Obama launches new techhire initiative - pecanpie
http://m.whitehouse.gov/the-press-office/2015/03/09/fact-sheet-president-obama-launches-new-techhire-initiative

======
zaroth

      The Administration will launch a $100 million H-1B grant competition by
      the Department of Labor to support innovative approaches to training and
      successfully employing low-skill individuals with barriers to training
      and employment including those with child care responsibilities, people
      with disabilities, disconnected youth, and limited English proficient
      workers, among others.
    

The bit about H1-B I think means funded by H1-B fees, not that it has anything
to do with the H1B program. I have a sinking feeling that Obama thinks an "IT
job" is the guy answering helpdesk calls who tells you to check if everything
is plugged in.

An 'interesting' bullet at the very end;

    
    
      Information Technology Industry-Credentialing partnerships. The President’s
      FY2016 budget proposes $300 million to fund IT jobs partnerships between
      regional employers to develop and adopt assessments and credentials that will
      give more people the chance to qualify for a better, higher-paying tech job
      regardless of their pedigree.
    

Shit, I think Starfighter just got its A round! ;-) But of course Starfighter
is the absolute last thing that would ever emerge from a program like this.
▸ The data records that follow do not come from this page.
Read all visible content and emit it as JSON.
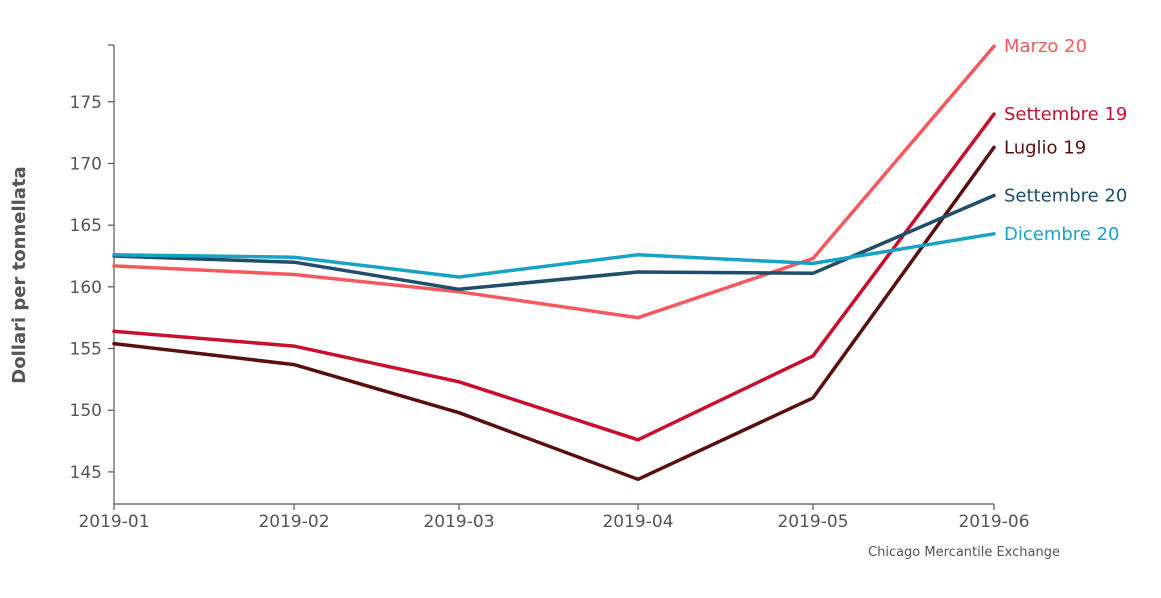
{
  "chart_data": {
    "type": "line",
    "ylabel": "Dollari per tonnellata",
    "source": "Chicago Mercantile Exchange",
    "x": [
      "2019-01",
      "2019-02",
      "2019-03",
      "2019-04",
      "2019-05",
      "2019-06"
    ],
    "yticks": [
      145,
      150,
      155,
      160,
      165,
      170,
      175
    ],
    "ylim": [
      142.4,
      179.6
    ],
    "grid": false,
    "series": [
      {
        "name": "Marzo 20",
        "color": "#f4595e",
        "values": [
          161.7,
          161.0,
          159.6,
          157.5,
          162.3,
          179.5
        ]
      },
      {
        "name": "Settembre 19",
        "color": "#c8102e",
        "values": [
          156.4,
          155.2,
          152.3,
          147.6,
          154.4,
          174.0
        ]
      },
      {
        "name": "Luglio 19",
        "color": "#5a0f0f",
        "values": [
          155.4,
          153.7,
          149.8,
          144.4,
          151.0,
          171.3
        ]
      },
      {
        "name": "Settembre 20",
        "color": "#1f4e6b",
        "values": [
          162.5,
          162.0,
          159.8,
          161.2,
          161.1,
          167.4
        ]
      },
      {
        "name": "Dicembre 20",
        "color": "#18a3c4",
        "values": [
          162.6,
          162.4,
          160.8,
          162.6,
          161.9,
          164.3
        ]
      }
    ]
  }
}
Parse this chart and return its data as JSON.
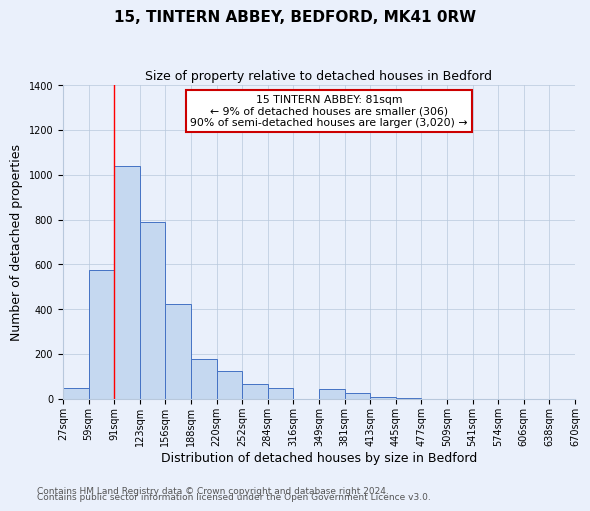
{
  "title": "15, TINTERN ABBEY, BEDFORD, MK41 0RW",
  "subtitle": "Size of property relative to detached houses in Bedford",
  "xlabel": "Distribution of detached houses by size in Bedford",
  "ylabel": "Number of detached properties",
  "bin_labels": [
    "27sqm",
    "59sqm",
    "91sqm",
    "123sqm",
    "156sqm",
    "188sqm",
    "220sqm",
    "252sqm",
    "284sqm",
    "316sqm",
    "349sqm",
    "381sqm",
    "413sqm",
    "445sqm",
    "477sqm",
    "509sqm",
    "541sqm",
    "574sqm",
    "606sqm",
    "638sqm",
    "670sqm"
  ],
  "bar_values": [
    50,
    575,
    1040,
    790,
    425,
    178,
    125,
    65,
    50,
    0,
    45,
    25,
    10,
    5,
    0,
    0,
    0,
    0,
    0,
    0
  ],
  "bar_color": "#c5d8f0",
  "bar_edge_color": "#4472c4",
  "annotation_text_line1": "15 TINTERN ABBEY: 81sqm",
  "annotation_text_line2": "← 9% of detached houses are smaller (306)",
  "annotation_text_line3": "90% of semi-detached houses are larger (3,020) →",
  "annotation_box_color": "#ffffff",
  "annotation_box_edge_color": "#cc0000",
  "red_line_x": 2.0,
  "ylim": [
    0,
    1400
  ],
  "yticks": [
    0,
    200,
    400,
    600,
    800,
    1000,
    1200,
    1400
  ],
  "footer_line1": "Contains HM Land Registry data © Crown copyright and database right 2024.",
  "footer_line2": "Contains public sector information licensed under the Open Government Licence v3.0.",
  "background_color": "#eaf0fb",
  "plot_bg_color": "#eaf0fb",
  "title_fontsize": 11,
  "subtitle_fontsize": 9,
  "axis_label_fontsize": 9,
  "tick_fontsize": 7,
  "footer_fontsize": 6.5,
  "annotation_fontsize": 7.8
}
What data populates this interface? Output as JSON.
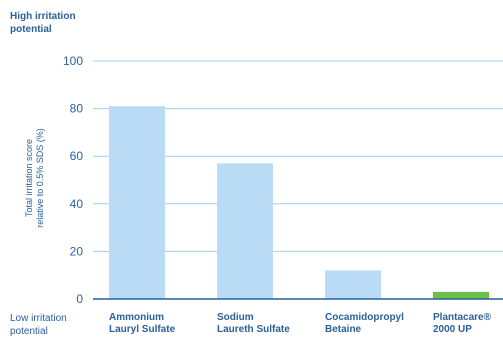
{
  "chart_data": {
    "type": "bar",
    "title": "",
    "ylabel": [
      "Total irritation score",
      "relative to 0.5% SDS (%)"
    ],
    "y_top_label": [
      "High irritation",
      "potential"
    ],
    "y_bottom_label": [
      "Low irritation",
      "potential"
    ],
    "ylim": [
      0,
      100
    ],
    "yticks": [
      "0",
      "20",
      "40",
      "60",
      "80",
      "100"
    ],
    "grid": true,
    "categories": [
      [
        "Ammonium",
        "Lauryl Sulfate"
      ],
      [
        "Sodium",
        "Laureth Sulfate"
      ],
      [
        "Cocamidopropyl",
        "Betaine"
      ],
      [
        "Plantacare®",
        "2000 UP"
      ]
    ],
    "values": [
      81,
      57,
      12,
      3
    ],
    "colors": [
      "#b9dbf5",
      "#b9dbf5",
      "#b9dbf5",
      "#6cc04a"
    ],
    "axis_color": "#2b5f9e",
    "grid_color": "#a8cdea"
  }
}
What's missing from this press release? Two things in particular stand out to
me; 1) Not a peep about getting more software development / hacking / coding /
scripting / _building_ more firmly into K-12, and 2) Nothing about encouraging
and helping support _startup_ hiring, the actual engine of job creation. How
about a program which helps fund community Maker Studios across the nation?
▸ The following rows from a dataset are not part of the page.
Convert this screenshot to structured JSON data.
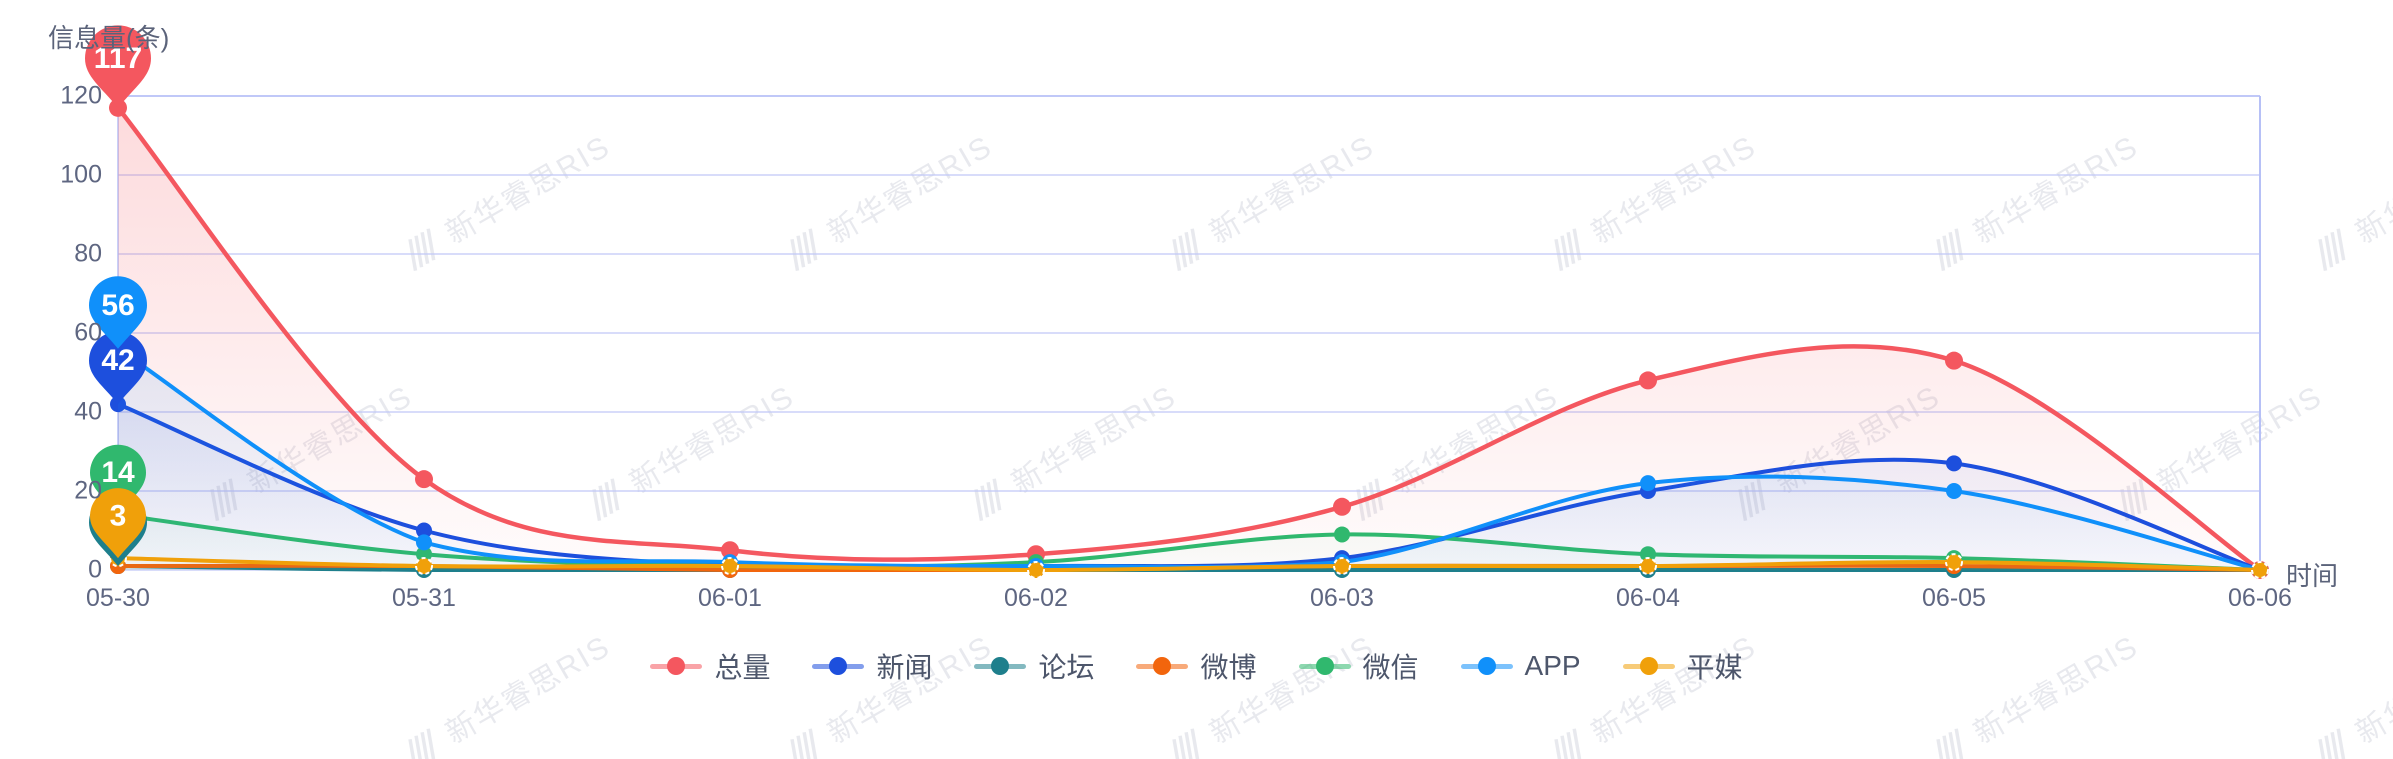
{
  "ui": {
    "title": "信息量(条)",
    "x_axis_label": "时间",
    "watermark_text": "新华睿思RIS"
  },
  "style": {
    "grid_border_color": "#b6c0f6",
    "grid_line_color": "#c0c8f8",
    "axis_text_color": "#5e6681",
    "legend_text_color": "#4d566b"
  },
  "chart_data": {
    "type": "line",
    "title": "信息量(条)",
    "xlabel": "时间",
    "ylabel": "信息量(条)",
    "categories": [
      "05-30",
      "05-31",
      "06-01",
      "06-02",
      "06-03",
      "06-04",
      "06-05",
      "06-06"
    ],
    "yticks": [
      0,
      20,
      40,
      60,
      80,
      100,
      120
    ],
    "ylim": [
      0,
      120
    ],
    "grid": true,
    "legend_position": "bottom",
    "smooth": true,
    "series": [
      {
        "name": "总量",
        "color": "#f4575f",
        "values": [
          117,
          23,
          5,
          4,
          16,
          48,
          53,
          0
        ]
      },
      {
        "name": "新闻",
        "color": "#1d4fdd",
        "values": [
          42,
          10,
          1,
          1,
          3,
          20,
          27,
          0
        ]
      },
      {
        "name": "论坛",
        "color": "#1e7f8c",
        "values": [
          1,
          0,
          0,
          0,
          0,
          0,
          0,
          0
        ]
      },
      {
        "name": "微博",
        "color": "#f2650d",
        "values": [
          1,
          1,
          0,
          0,
          1,
          1,
          1,
          0
        ]
      },
      {
        "name": "微信",
        "color": "#30b86e",
        "values": [
          14,
          4,
          1,
          2,
          9,
          4,
          3,
          0
        ]
      },
      {
        "name": "APP",
        "color": "#1090fa",
        "values": [
          56,
          7,
          2,
          1,
          2,
          22,
          20,
          0
        ]
      },
      {
        "name": "平媒",
        "color": "#f0a00a",
        "values": [
          3,
          1,
          1,
          0,
          1,
          1,
          2,
          0
        ]
      }
    ],
    "max_markers": [
      {
        "series": "总量",
        "value": 117,
        "show_label": true
      },
      {
        "series": "新闻",
        "value": 42,
        "show_label": true
      },
      {
        "series": "论坛",
        "value": 1,
        "show_label": false
      },
      {
        "series": "微信",
        "value": 14,
        "show_label": true
      },
      {
        "series": "APP",
        "value": 56,
        "show_label": true
      },
      {
        "series": "平媒",
        "value": 3,
        "show_label": true
      }
    ]
  }
}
Basically this whole things reads like $400 million of pilot studies which
will go nowhere and do nothing. We'd probably be much better off running a
highly publicized national / crowdsourced business competition to award 5,000
people $10k - $50k grants over the next 5 years. I'm not saying it would _all_
be money well spent, but probably better than the distinct flushing noise I'm
hearing with this one. That, or please just mail $1 back to every citizen.